Ohio State wide receiver Jaxon Smith-Njigba (Mandatory Credit: USA Today)
Ohio State wide receiver Jaxon Smith-Njigba (Mandatory Credit: USA Today) /

The Miami Dolphins don’t technically “need” a wide receiver in this year’s NFL Draft but they can’t absolutely rule out the possibility even if they should.

Miami spent a lot of draft capital to bring Tyreek Hill to the Dolphins. They spent a high draft pick on Jaylen Waddle and a ton of money on Cedrick Wilson, Jr. This off-season alone they added Braxton Berrios who we believe may become a Dolphins lifer.

Add into all of this last year’s selection of Erik Ezukanma and the Dolphins should be pretty confident about their WR room. But they honestly shouldn’t be.

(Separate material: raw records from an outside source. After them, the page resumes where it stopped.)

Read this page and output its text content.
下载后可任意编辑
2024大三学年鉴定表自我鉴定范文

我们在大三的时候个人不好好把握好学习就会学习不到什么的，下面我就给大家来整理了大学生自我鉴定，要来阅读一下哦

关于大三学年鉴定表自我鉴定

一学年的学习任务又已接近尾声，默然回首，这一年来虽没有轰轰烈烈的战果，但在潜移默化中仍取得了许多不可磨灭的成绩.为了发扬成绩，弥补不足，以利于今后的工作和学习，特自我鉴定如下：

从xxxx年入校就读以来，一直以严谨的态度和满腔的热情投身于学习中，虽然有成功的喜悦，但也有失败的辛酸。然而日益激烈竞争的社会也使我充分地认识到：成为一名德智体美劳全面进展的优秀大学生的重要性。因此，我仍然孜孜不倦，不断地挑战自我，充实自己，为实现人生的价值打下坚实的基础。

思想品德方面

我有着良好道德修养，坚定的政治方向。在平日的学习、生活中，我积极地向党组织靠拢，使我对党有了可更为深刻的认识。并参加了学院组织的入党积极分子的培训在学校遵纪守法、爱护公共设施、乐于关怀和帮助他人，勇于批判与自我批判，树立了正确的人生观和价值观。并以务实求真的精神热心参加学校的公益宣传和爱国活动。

When a team becomes complacent about a certain position, they often overlook players that might have been a perfect addition. If you could go back in time and draft Anquan Boldin in round two of the 2003 draft, wouldn’t you?

The Dolphins didn’t feel they need a WR that year and took Eddie Moore instead. This year, it is commonly believed that Miami will target the offensive line, running back, tight end, or linebacker at pick 51. This is despite the possibility a top WR prospect falls and if one does, the Dolphins would be smart to take a hard pass and move on to one of the positions they need, listed above.

At some point, like it or not, the Dolphins will have to move on from Waddle or Hill. If Hill does in fact retire after the 2025 season, it will make it much easier to keep Waddle in Miami but what happens if Wilson, Jr. doesn’t do anything this year and Ezukanma still can’t figure out the playbook? Miami would be smarter to hit the street free agent market instead of looking to the draft.

Only three WR prospects are expected to be drafted in the first-round. One of the lowest in recent draft history.

First round prospects

  • OSU – Jaxon Smith-Njigba
  • TCU – Quentin Johnston
  • USC – Jordan Addison

This year’s draft is not deep in the class and only three are projected to be mid-second round prospects.

  • Jalin Hyatt – Tenn
  • Jonathan Mingo – Ole Miss
  • Cedrick Tillman – Tenn

There may be value in round three but again, the Dolphins don’t “need” to address the position so why look at it?

Inevitably teams will reach for a wide receiver and that will benefit the Miami Dolphins draft.

Whether it is three receivers taken in round one or three more taken in round two, it is inevitable that another team will take a risk and draft the position in one of those rounds. Perhaps driven by fear of missing out or draft war room conversations, more than 6 WRs should be drafted in the first two rounds and that helps Miami as it allows another position to fall.

The Dolphins were smart to address the WR unit last year and the year before and this isn’t the year they need to be concerned over who they have or who they don’t have.